The roof line is called mansard, very fashionably French.


A lupine blossom was a demonstration sketch for the summer drawing class I’m teaching at Adventures in Learning at Colby-Sawyer College in New London, NH.



I happily spent a few minutes on a grey day drawing colorful food at the Pleasant Lake Cheesecake Company, Newport Road, New London, NH. With color notes and a clear memory, I added the color at home.

Everything in the shop is a gorgeous sculpture. The red paper surrounds a cupcake sized creation.

Monday, July 6, 2015

New Hampshire and Wisconsin



The Portsmouth Athenaeum (a library, gallery, and museum) has a gorgeous door. Designed by architect Bradbury Johnson in 1817, it was the entrance to the New Hampshire Fire And Marine Insurance Company. Which went bankrupt. 

The building gazes out over Market Square.


A sunny spring day enticed me to wander around Portsmouth, New Hampshire. On Chestnut Street I came upon the African Burying Ground. The site is a walk-through park between Court and State Streets.

Over two hundred coffins of slaves were discovered while the city workers were repairing the road or the drains. Portsmouth archeologists filled in the story of the lost burial ground.

 The thoughtful and beautiful sculptures moved me by their story. The main sculpture has two figures, a slave and Mother Africa. I sketched a few minor components of the large installation.


The Music Hall in Portsmouth, New Hampshire, is a 906 seat theater built in 1878 and still very much in operation. Its fascinating history is all online. In 2003, the Music Hall was named an American Treasure and underwent four years of extensive restoration.


Manual typewriters, all in working condition, now line the window at the RiverRun Bookstore in Portsmouth, New Hampshire. They are all for sale.

I love this sort of drawing: theme and variation. The black one looks like a Model T. The low, sleek, colored ones are Italian sports cars.



Nearby Sunapee Harbor, New Hampshire, is small and picturesque. I draw it several times a year.



The summer market in New London, New Hampshire is back. We are there every Wednesday 3-6 PM. Here was our view last week. The mountain in the distance is Mount Sunapee.

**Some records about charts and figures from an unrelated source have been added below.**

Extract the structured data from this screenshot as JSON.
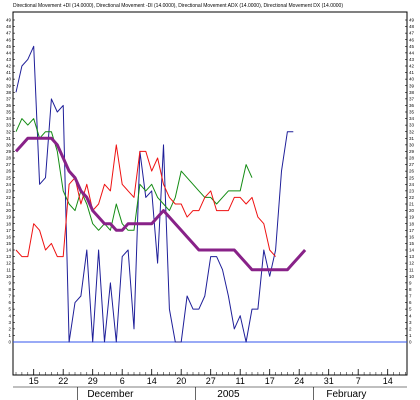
{
  "chart_data": {
    "type": "line",
    "title": "Directional Movement +DI (14.0000), Directional Movement -DI (14.0000), Directional Movement ADX (14.0000), Directional Movement DX (14.0000)",
    "ylim": [
      -1,
      49
    ],
    "yticks": [
      0,
      1,
      2,
      3,
      4,
      5,
      6,
      7,
      8,
      9,
      10,
      11,
      12,
      13,
      14,
      15,
      16,
      17,
      18,
      19,
      20,
      21,
      22,
      23,
      24,
      25,
      26,
      27,
      28,
      29,
      30,
      31,
      32,
      33,
      34,
      35,
      36,
      37,
      38,
      39,
      40,
      41,
      42,
      43,
      44,
      45,
      46,
      47,
      48,
      49
    ],
    "x_count": 54,
    "x_ticks": [
      {
        "i": 3,
        "label": "15"
      },
      {
        "i": 8,
        "label": "22"
      },
      {
        "i": 13,
        "label": "29"
      },
      {
        "i": 18,
        "label": "6"
      },
      {
        "i": 23,
        "label": "14"
      },
      {
        "i": 28,
        "label": "20"
      },
      {
        "i": 33,
        "label": "27"
      },
      {
        "i": 38,
        "label": "11"
      },
      {
        "i": 43,
        "label": "17"
      },
      {
        "i": 48,
        "label": "24"
      },
      {
        "i": 53,
        "label": "31"
      },
      {
        "i": 58,
        "label": "7"
      },
      {
        "i": 63,
        "label": "14"
      }
    ],
    "x_max_index": 66,
    "period_labels": [
      {
        "i": 16,
        "label": "December"
      },
      {
        "i": 36,
        "label": "2005"
      },
      {
        "i": 56,
        "label": "February"
      }
    ],
    "hline": 0,
    "grid": false,
    "series": [
      {
        "color": "#1f1f99",
        "width": 1,
        "values": [
          38,
          42,
          43,
          45,
          24,
          25,
          37,
          35,
          36,
          0,
          6,
          7,
          14,
          0,
          14,
          0,
          9,
          0,
          13,
          14,
          2,
          29,
          22,
          23,
          12,
          30,
          5,
          0,
          0,
          7,
          5,
          5,
          7,
          13,
          13,
          11,
          7,
          2,
          4,
          0,
          5,
          5,
          14,
          10,
          14,
          26,
          32,
          32
        ]
      },
      {
        "color": "#148c14",
        "width": 1,
        "values": [
          32,
          34,
          33,
          34,
          31,
          32,
          32,
          29,
          23,
          21,
          20,
          23,
          21,
          18,
          17,
          18,
          17,
          21,
          18,
          17,
          17,
          24,
          23,
          24,
          22,
          21,
          20,
          22,
          26,
          25,
          24,
          23,
          22,
          22,
          21,
          22,
          23,
          23,
          23,
          27,
          25
        ]
      },
      {
        "color": "#ee1111",
        "width": 1,
        "values": [
          14,
          13,
          13,
          18,
          17,
          14,
          15,
          13,
          13,
          24,
          25,
          21,
          24,
          20,
          21,
          24,
          23,
          30,
          24,
          23,
          22,
          29,
          29,
          26,
          28,
          24,
          22,
          21,
          21,
          19,
          20,
          20,
          22,
          23,
          20,
          20,
          20,
          22,
          22,
          21,
          22,
          19,
          18,
          14,
          13
        ]
      },
      {
        "color": "#882288",
        "width": 3,
        "values": [
          29,
          30,
          31,
          31,
          31,
          31,
          31,
          30,
          28,
          26,
          25,
          23,
          22,
          20,
          19,
          18,
          18,
          17,
          17,
          18,
          18,
          18,
          18,
          18,
          19,
          20,
          19,
          18,
          17,
          16,
          15,
          14,
          14,
          14,
          14,
          14,
          14,
          14,
          13,
          12,
          11,
          11,
          11,
          11,
          11,
          11,
          11,
          12,
          13,
          14
        ]
      }
    ]
  }
}
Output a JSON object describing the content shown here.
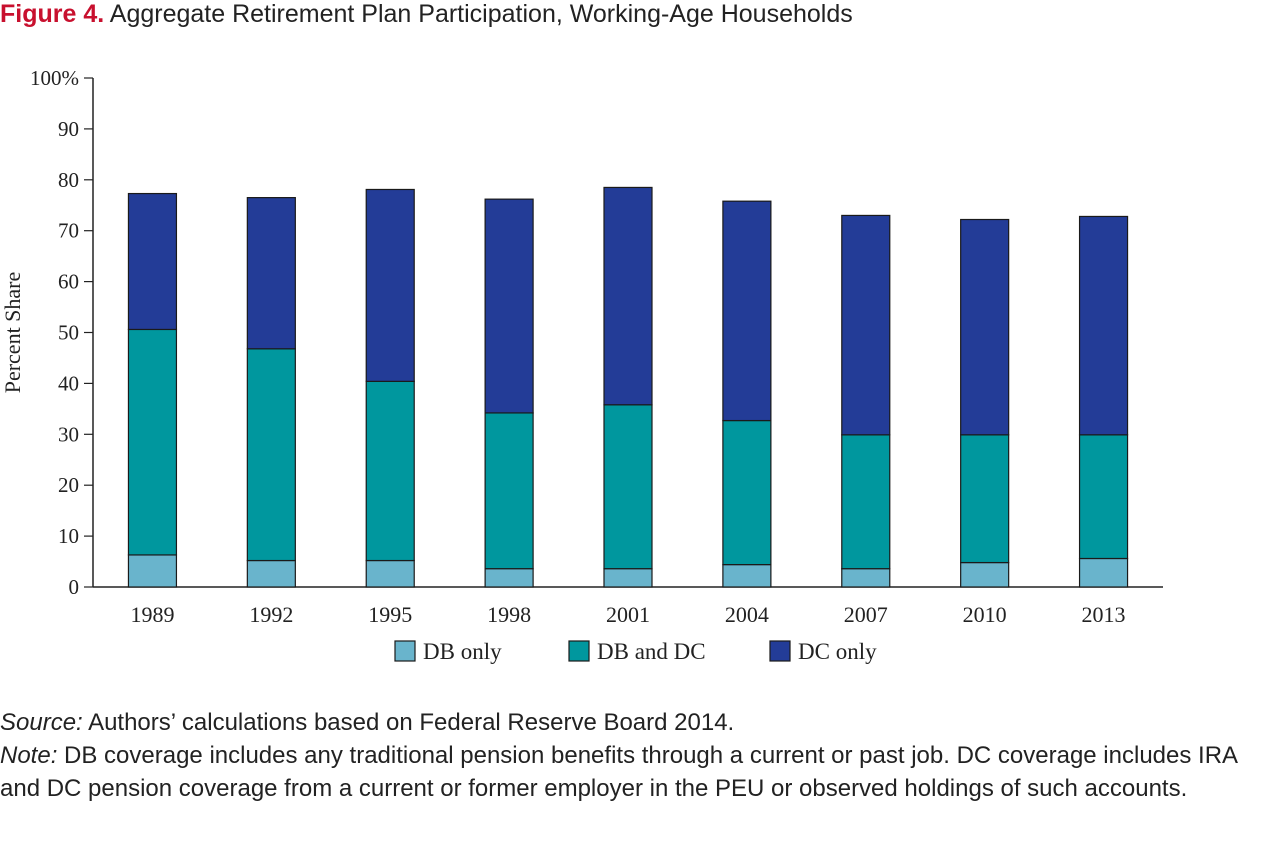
{
  "figure": {
    "label": "Figure 4.",
    "title": "Aggregate Retirement Plan Participation, Working-Age Households"
  },
  "chart_data": {
    "type": "bar",
    "stacked": true,
    "title": "Aggregate Retirement Plan Participation, Working-Age Households",
    "xlabel": "",
    "ylabel": "Percent Share",
    "ylim": [
      0,
      100
    ],
    "yticks": [
      0,
      10,
      20,
      30,
      40,
      50,
      60,
      70,
      80,
      90,
      100
    ],
    "ytick_labels": [
      "0",
      "10",
      "20",
      "30",
      "40",
      "50",
      "60",
      "70",
      "80",
      "90",
      "100%"
    ],
    "categories": [
      "1989",
      "1992",
      "1995",
      "1998",
      "2001",
      "2004",
      "2007",
      "2010",
      "2013"
    ],
    "series": [
      {
        "name": "DB only",
        "color": "#69b4cc",
        "values": [
          6.3,
          5.2,
          5.2,
          3.6,
          3.6,
          4.4,
          3.6,
          4.8,
          5.6
        ]
      },
      {
        "name": "DB and DC",
        "color": "#00979e",
        "values": [
          44.3,
          41.6,
          35.2,
          30.6,
          32.2,
          28.3,
          26.3,
          25.1,
          24.3
        ]
      },
      {
        "name": "DC only",
        "color": "#233c97",
        "values": [
          26.7,
          29.7,
          37.7,
          42.0,
          42.7,
          43.1,
          43.1,
          42.3,
          42.9
        ]
      }
    ],
    "grid": false,
    "legend_position": "bottom"
  },
  "notes": {
    "source_label": "Source:",
    "source_text": " Authors’ calculations based on Federal Reserve Board 2014.",
    "note_label": "Note:",
    "note_text": " DB coverage includes any traditional pension benefits through a current or past job. DC coverage includes IRA and DC pension coverage from a current or former employer in the PEU or observed holdings of such accounts."
  }
}
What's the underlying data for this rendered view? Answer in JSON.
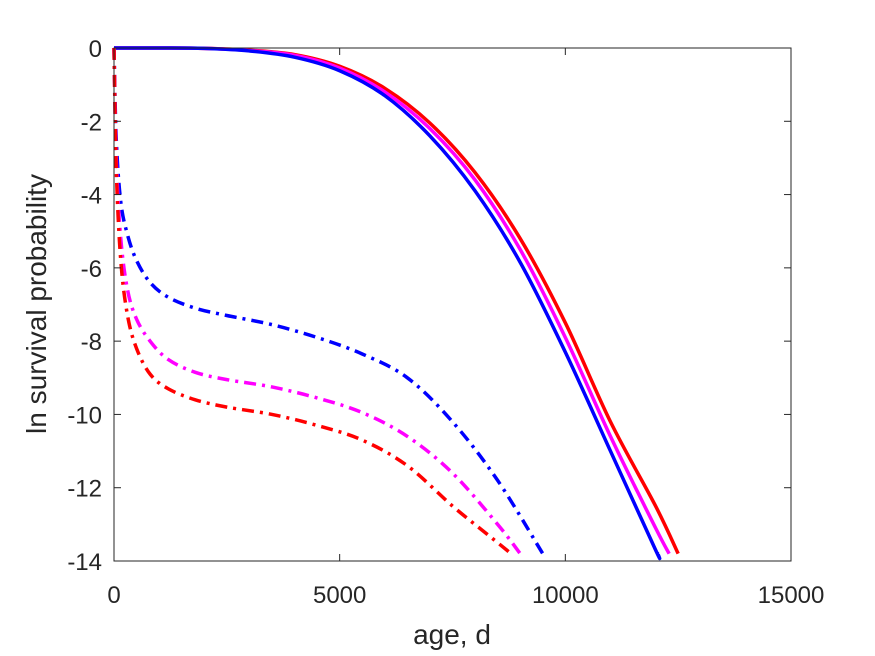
{
  "chart_data": {
    "type": "line",
    "title": "",
    "xlabel": "age, d",
    "ylabel": "ln survival probability",
    "xlim": [
      0,
      15000
    ],
    "ylim": [
      -14,
      0
    ],
    "xticks": [
      0,
      5000,
      10000,
      15000
    ],
    "xtick_labels": [
      "0",
      "5000",
      "10000",
      "15000"
    ],
    "yticks": [
      0,
      -2,
      -4,
      -6,
      -8,
      -10,
      -12,
      -14
    ],
    "ytick_labels": [
      "0",
      "-2",
      "-4",
      "-6",
      "-8",
      "-10",
      "-12",
      "-14"
    ],
    "grid": false,
    "legend": "none",
    "series": [
      {
        "color": "#FF0000",
        "style": "solid",
        "x": [
          0,
          1000,
          2000,
          3000,
          4000,
          5000,
          6000,
          7000,
          8000,
          9000,
          10000,
          11000,
          12000,
          12500
        ],
        "y": [
          0,
          0,
          -0.01,
          -0.06,
          -0.18,
          -0.5,
          -1.1,
          -2.05,
          -3.4,
          -5.2,
          -7.5,
          -10.2,
          -12.5,
          -13.8
        ]
      },
      {
        "color": "#FF00FF",
        "style": "solid",
        "x": [
          0,
          1000,
          2000,
          3000,
          4000,
          5000,
          6000,
          7000,
          8000,
          9000,
          10000,
          11000,
          12000,
          12300
        ],
        "y": [
          0,
          0,
          -0.01,
          -0.07,
          -0.2,
          -0.55,
          -1.2,
          -2.2,
          -3.6,
          -5.5,
          -7.9,
          -10.6,
          -13.1,
          -13.8
        ]
      },
      {
        "color": "#0000FF",
        "style": "solid",
        "x": [
          0,
          1000,
          2000,
          3000,
          4000,
          5000,
          6000,
          7000,
          8000,
          9000,
          10000,
          11000,
          12000,
          12050
        ],
        "y": [
          0,
          0,
          -0.01,
          -0.08,
          -0.25,
          -0.62,
          -1.3,
          -2.4,
          -3.9,
          -5.85,
          -8.3,
          -11.0,
          -13.7,
          -13.8
        ]
      },
      {
        "color": "#0000FF",
        "style": "dashdot",
        "x": [
          0,
          50,
          150,
          300,
          500,
          800,
          1200,
          1800,
          2500,
          3500,
          4500,
          5500,
          6500,
          7500,
          8500,
          9500
        ],
        "y": [
          0,
          -2.5,
          -4.2,
          -5.1,
          -5.8,
          -6.4,
          -6.8,
          -7.1,
          -7.3,
          -7.55,
          -7.9,
          -8.35,
          -9.0,
          -10.2,
          -11.8,
          -13.8
        ]
      },
      {
        "color": "#FF00FF",
        "style": "dashdot",
        "x": [
          0,
          50,
          150,
          300,
          500,
          800,
          1200,
          1800,
          2500,
          3500,
          4500,
          5500,
          6500,
          7500,
          8500,
          9000
        ],
        "y": [
          0,
          -3.0,
          -5.2,
          -6.6,
          -7.4,
          -8.0,
          -8.5,
          -8.85,
          -9.05,
          -9.25,
          -9.55,
          -9.95,
          -10.6,
          -11.6,
          -13.0,
          -13.8
        ]
      },
      {
        "color": "#FF0000",
        "style": "dashdot",
        "x": [
          0,
          50,
          150,
          300,
          500,
          800,
          1200,
          1800,
          2500,
          3500,
          4500,
          5500,
          6500,
          7500,
          8300,
          8800
        ],
        "y": [
          0,
          -3.3,
          -5.8,
          -7.3,
          -8.2,
          -8.9,
          -9.3,
          -9.6,
          -9.8,
          -10.0,
          -10.3,
          -10.7,
          -11.4,
          -12.5,
          -13.3,
          -13.8
        ]
      }
    ]
  }
}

Last week we went again to hear traveling folklorist Jeff Warner sing, and play his many musical instruments. And quite a few history lessons were thrown in too. His website is www.jeffwarner.com, and you can see Jeff and his little stick man, sometimes called a Limberjack, in action at this link on Youtube. The video was shot during one of his regular appearances in England and Scotland, both of which share a strong musical heritage with rural eastern United States. 


We fit in a quick trip to Wisconsin for a mini family reunion. Rain has been plentiful this spring, and my sister’s egg-shaped prairie garden was lush and colorful in the gloaming. The plants are native to the prairies of the state.


Alibi, a Wisconsin tortoise shell cat, was sleeping atop a chair in a sort of gravity defying position.